Sometimes a new candidate drug for a pediatric study has already been tested on adults for safety and efficacy. We know that the drug is likely to work quite differently in children, but we do not know the degree to which the effects will be different. As a result, a conventional approach is to discard much of the information that has already gathered during studies of adults, and then to start from scratch with a pediatric trial.
Taking this approach has at least one unfortunate consequence. It means throwing out information that could also be relevant for the pediatric study. Such information may then have to replicate during the new study, meaning that a pediatric drug will take even longer to get to market and to reach young patients.
A more modern clinical trial design can utilize the information from the adult trials as Bayesian priors – information that is updated during the course of a trial. Bayesian methods have a pragmatic alternative to the problems created by a conventional design: no information needs to be thrown out unless new information arrives to supplant it. This method is known as Bayesian updating and always works off of existing information.
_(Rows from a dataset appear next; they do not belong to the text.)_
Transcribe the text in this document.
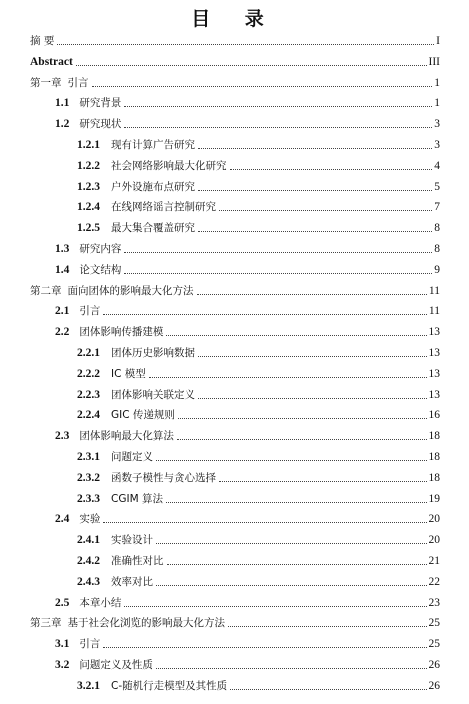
目 录
摘 要	I
Abstract	III
第一章 引言	1
1.1 研究背景	1
1.2 研究现状	3
1.2.1 现有计算广告研究	3
1.2.2 社会网络影响最大化研究	4
1.2.3 户外设施布点研究	5
1.2.4 在线网络谣言控制研究	7
1.2.5 最大集合覆盖研究	8
1.3 研究内容	8
1.4 论文结构	9
第二章 面向团体的影响最大化方法	11
2.1 引言	11
2.2 团体影响传播建模	13
2.2.1 团体历史影响数据	13
2.2.2 IC 模型	13
2.2.3 团体影响关联定义	13
2.2.4 GIC 传递规则	16
2.3 团体影响最大化算法	18
2.3.1 问题定义	18
2.3.2 函数子模性与贪心选择	18
2.3.3 CGIM 算法	19
2.4 实验	20
2.4.1 实验设计	20
2.4.2 准确性对比	21
2.4.3 效率对比	22
2.5 本章小结	23
第三章 基于社会化浏览的影响最大化方法	25
3.1 引言	25
3.2 问题定义及性质	26
3.2.1 C-随机行走模型及其性质	26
Such new information can achieve the same well-powered trials that a conventional method might employ. However, since a portion of the information confirmed by a conventional trial already exists, the trial can be significantly faster.
Recently, Cytel designed a Bayesian pediatric trial for a customer and combined it with a three look adaptive design. This reduced the sample size by 30% of patient costs, and also reduced trial times by 20% - 40% (depending on early stopping.) Most importantly, however, the results maintained the type-1 error rate, even while achieving significant benefits for both patients and sponsors.
Pediatric trials are particularly well suited to benefit from Bayesian designs. A great deal of prior information exists for pediatric drugs that have correlating adult therapeutics. Leveraging such prior information can spare the need to start from scratch for testing a therapeutic on which there is already significant information available.